# Colours For Grey Knight Librarian



## asianavatar (Aug 20, 2007)

I am painting my grey knights in a blended grey with red one leg and one shoulder. Eg pic below:










I know librarians are suppose to have blue armour, but is this standard for grey knight librarians as well. If it is, how would you suggest I paint the armour to show its a librarian but keep it tied in with the rest of my army.


----------



## Azkaellon (Jun 23, 2009)

The one painted in GW's site is Boltgun with a blue shoulder pad if i remember right....so why not try that?


----------



## lav25gunner (Dec 13, 2008)

Chop of the blade of the Halberd and replace with a SM banner top so it looks like a librarian staff. Drill some holes on the helmet and stick wires into is so it looks like a psychic hood. See if you can't get a book bit from a fantasy kit and glue it to a shoulder pad.

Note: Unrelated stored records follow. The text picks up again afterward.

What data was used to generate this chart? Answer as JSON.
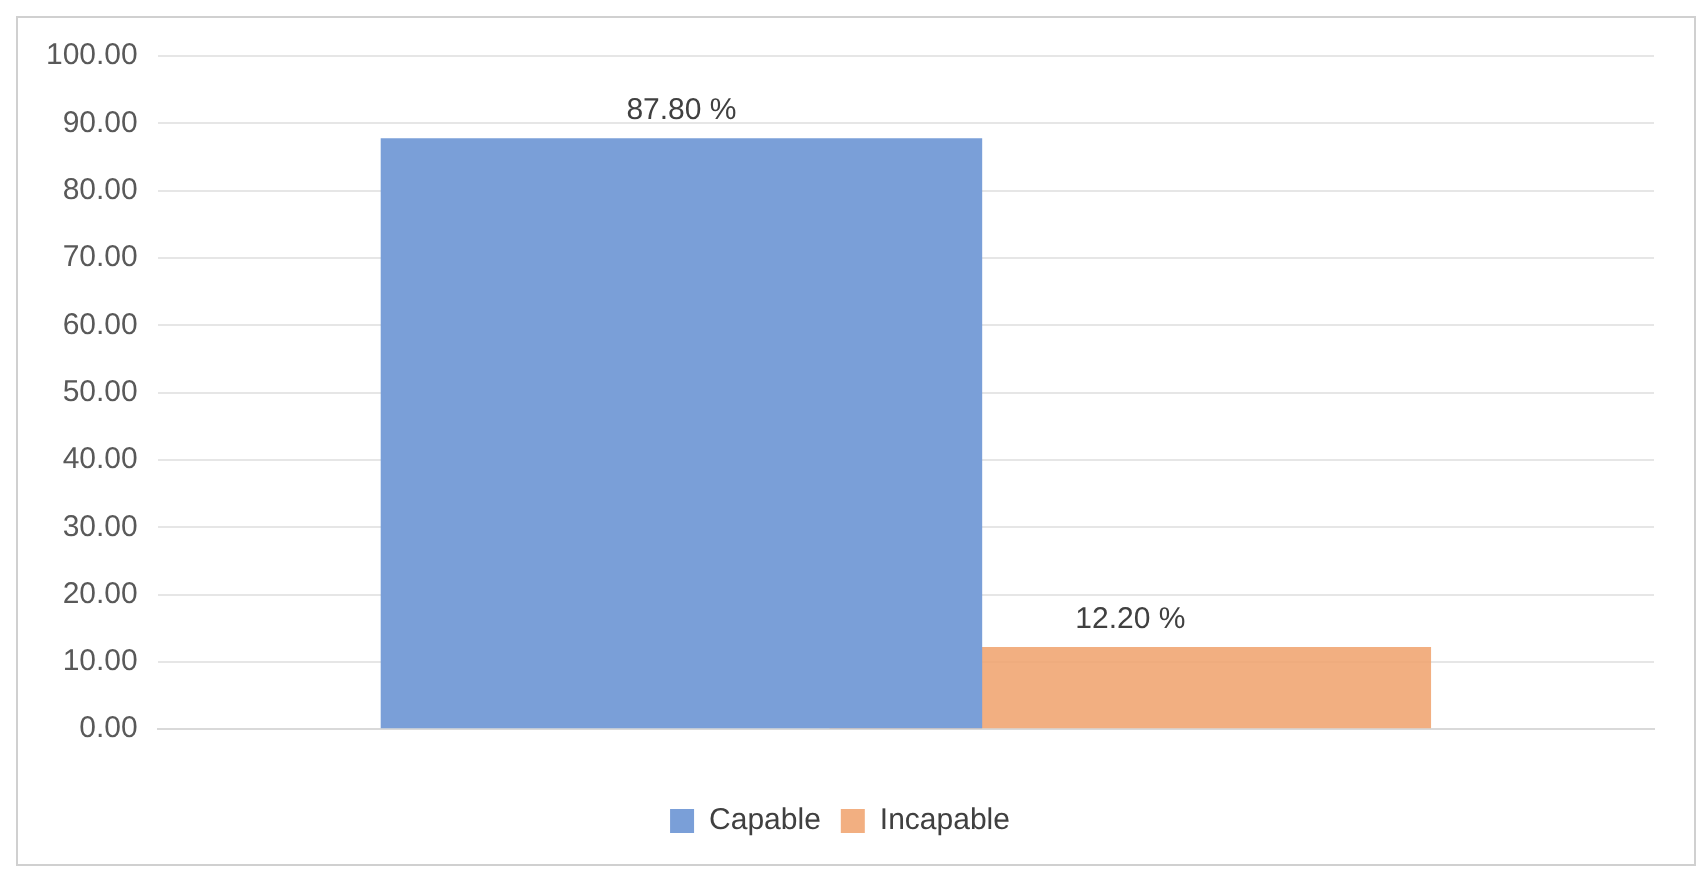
{
  "chart_data": {
    "type": "bar",
    "categories": [
      null
    ],
    "series": [
      {
        "name": "Capable",
        "color": "#7a9fd8",
        "values": [
          87.8
        ],
        "value_labels": [
          "87.80 %"
        ]
      },
      {
        "name": "Incapable",
        "color": "#f0a470",
        "values": [
          12.2
        ],
        "value_labels": [
          "12.20 %"
        ]
      }
    ],
    "ylim": [
      0,
      100
    ],
    "yticks": [
      {
        "value": 0,
        "label": "0.00"
      },
      {
        "value": 10,
        "label": "10.00"
      },
      {
        "value": 20,
        "label": "20.00"
      },
      {
        "value": 30,
        "label": "30.00"
      },
      {
        "value": 40,
        "label": "40.00"
      },
      {
        "value": 50,
        "label": "50.00"
      },
      {
        "value": 60,
        "label": "60.00"
      },
      {
        "value": 70,
        "label": "70.00"
      },
      {
        "value": 80,
        "label": "80.00"
      },
      {
        "value": 90,
        "label": "90.00"
      },
      {
        "value": 100,
        "label": "100.00"
      }
    ],
    "grid": "y",
    "legend": "bottom"
  }
}
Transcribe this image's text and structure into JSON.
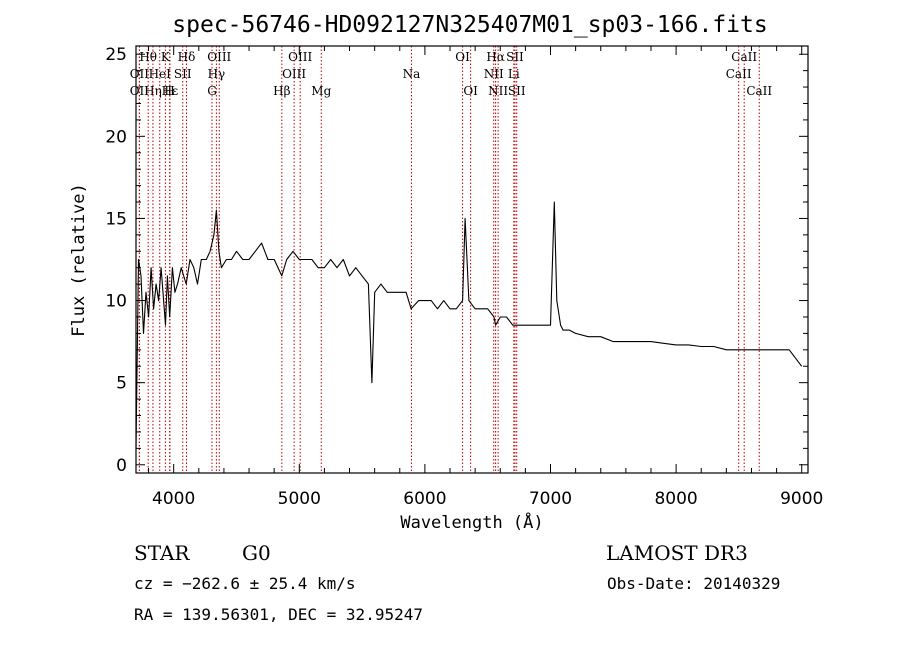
{
  "chart_data": {
    "type": "line",
    "title": "spec-56746-HD092127N325407M01_sp03-166.fits",
    "xlabel": "Wavelength (Å)",
    "ylabel": "Flux (relative)",
    "xlim": [
      3700,
      9050
    ],
    "ylim": [
      -0.5,
      25.5
    ],
    "xticks": [
      4000,
      5000,
      6000,
      7000,
      8000,
      9000
    ],
    "yticks": [
      0,
      5,
      10,
      15,
      20,
      25
    ],
    "series": [
      {
        "name": "flux",
        "x": [
          3700,
          3720,
          3740,
          3760,
          3780,
          3800,
          3820,
          3840,
          3860,
          3880,
          3900,
          3920,
          3935,
          3950,
          3968,
          3990,
          4010,
          4030,
          4060,
          4080,
          4100,
          4130,
          4160,
          4190,
          4220,
          4260,
          4290,
          4320,
          4340,
          4360,
          4380,
          4420,
          4460,
          4500,
          4550,
          4600,
          4650,
          4700,
          4750,
          4800,
          4861,
          4900,
          4950,
          5000,
          5050,
          5100,
          5150,
          5200,
          5250,
          5300,
          5350,
          5400,
          5450,
          5500,
          5550,
          5578,
          5600,
          5650,
          5700,
          5750,
          5800,
          5850,
          5890,
          5950,
          6000,
          6050,
          6100,
          6150,
          6200,
          6250,
          6300,
          6320,
          6350,
          6400,
          6450,
          6500,
          6550,
          6563,
          6600,
          6650,
          6700,
          6750,
          6800,
          6850,
          6900,
          6950,
          7000,
          7030,
          7050,
          7080,
          7100,
          7150,
          7200,
          7300,
          7400,
          7500,
          7600,
          7700,
          7800,
          7900,
          8000,
          8100,
          8200,
          8300,
          8400,
          8500,
          8600,
          8700,
          8800,
          8900,
          9000
        ],
        "values": [
          1,
          12.5,
          11.5,
          8,
          10.5,
          9,
          12,
          9.5,
          11,
          10,
          12,
          10,
          8.5,
          11.5,
          9,
          12,
          10.5,
          11,
          12,
          11.5,
          11,
          12.5,
          12,
          11,
          12.5,
          12.5,
          13,
          14,
          15.5,
          13,
          12,
          12.5,
          12.5,
          13,
          12.5,
          12.5,
          13,
          13.5,
          12.5,
          12.5,
          11.5,
          12.5,
          13,
          12.5,
          12.5,
          12.5,
          12,
          12,
          12.5,
          12,
          12.5,
          11.5,
          12,
          11.5,
          11,
          5,
          10.5,
          11,
          10.5,
          10.5,
          10.5,
          10.5,
          9.5,
          10,
          10,
          10,
          9.5,
          10,
          9.5,
          9.5,
          10,
          15,
          10,
          9.5,
          9.5,
          9.5,
          9,
          8.5,
          9,
          9,
          8.5,
          8.5,
          8.5,
          8.5,
          8.5,
          8.5,
          8.5,
          16,
          10,
          8.5,
          8.2,
          8.2,
          8,
          7.8,
          7.8,
          7.5,
          7.5,
          7.5,
          7.5,
          7.4,
          7.3,
          7.3,
          7.2,
          7.2,
          7,
          7,
          7,
          7,
          7,
          7,
          6
        ]
      }
    ],
    "lines": [
      {
        "label": "Hθ",
        "x": 3797,
        "row": 1
      },
      {
        "label": "OII",
        "x": 3727,
        "row": 2
      },
      {
        "label": "OII",
        "x": 3727,
        "row": 3
      },
      {
        "label": "Hε",
        "x": 3970,
        "row": 3
      },
      {
        "label": "K",
        "x": 3934,
        "row": 1
      },
      {
        "label": "HeI",
        "x": 3889,
        "row": 2
      },
      {
        "label": "Hη",
        "x": 3835,
        "row": 3
      },
      {
        "label": "H",
        "x": 3968,
        "row": 3
      },
      {
        "label": "Hδ",
        "x": 4102,
        "row": 1
      },
      {
        "label": "SII",
        "x": 4072,
        "row": 2
      },
      {
        "label": "OIII",
        "x": 4363,
        "row": 1
      },
      {
        "label": "Hγ",
        "x": 4340,
        "row": 2
      },
      {
        "label": "G",
        "x": 4305,
        "row": 3
      },
      {
        "label": "Hβ",
        "x": 4861,
        "row": 3
      },
      {
        "label": "OIII",
        "x": 4959,
        "row": 2
      },
      {
        "label": "OIII",
        "x": 5007,
        "row": 1
      },
      {
        "label": "Mg",
        "x": 5175,
        "row": 3
      },
      {
        "label": "Na",
        "x": 5893,
        "row": 2
      },
      {
        "label": "OI",
        "x": 6300,
        "row": 1
      },
      {
        "label": "OI",
        "x": 6364,
        "row": 3
      },
      {
        "label": "NII",
        "x": 6548,
        "row": 2
      },
      {
        "label": "NII",
        "x": 6583,
        "row": 3
      },
      {
        "label": "Hα",
        "x": 6563,
        "row": 1
      },
      {
        "label": "SII",
        "x": 6717,
        "row": 1
      },
      {
        "label": "Li",
        "x": 6708,
        "row": 2
      },
      {
        "label": "SII",
        "x": 6731,
        "row": 3
      },
      {
        "label": "CaII",
        "x": 8498,
        "row": 2
      },
      {
        "label": "CaII",
        "x": 8542,
        "row": 1
      },
      {
        "label": "CaII",
        "x": 8662,
        "row": 3
      }
    ],
    "marker_colors": {
      "line": "#c00000",
      "trace": "#000000"
    }
  },
  "info": {
    "object_type": "STAR",
    "subclass": "G0",
    "survey": "LAMOST DR3",
    "cz": "cz = −262.6 ± 25.4 km/s",
    "obs_date": "Obs-Date: 20140329",
    "coords": "RA = 139.56301, DEC =  32.95247"
  }
}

Oh crap. You asked how to paint it, not how to make one.
Yeah, you can just do what GW did here >*GK Lib*<


----------



## The Wraithlord (Jan 1, 2007)

> I know librarians are suppose to have blue armour, but is this standard for grey knight librarians as well. If it is, how would you suggest I paint the armour to show its a librarian but keep it tied in with the rest of my army.


In all honesty I will say this: paint it however you wish to. Don't be a slave to the GW fluff machine and feel like you must paint a model a certain way as that is just not the case. Paint it however you wish. That is what I do and I have yet to have a problem in a game because of it.


----------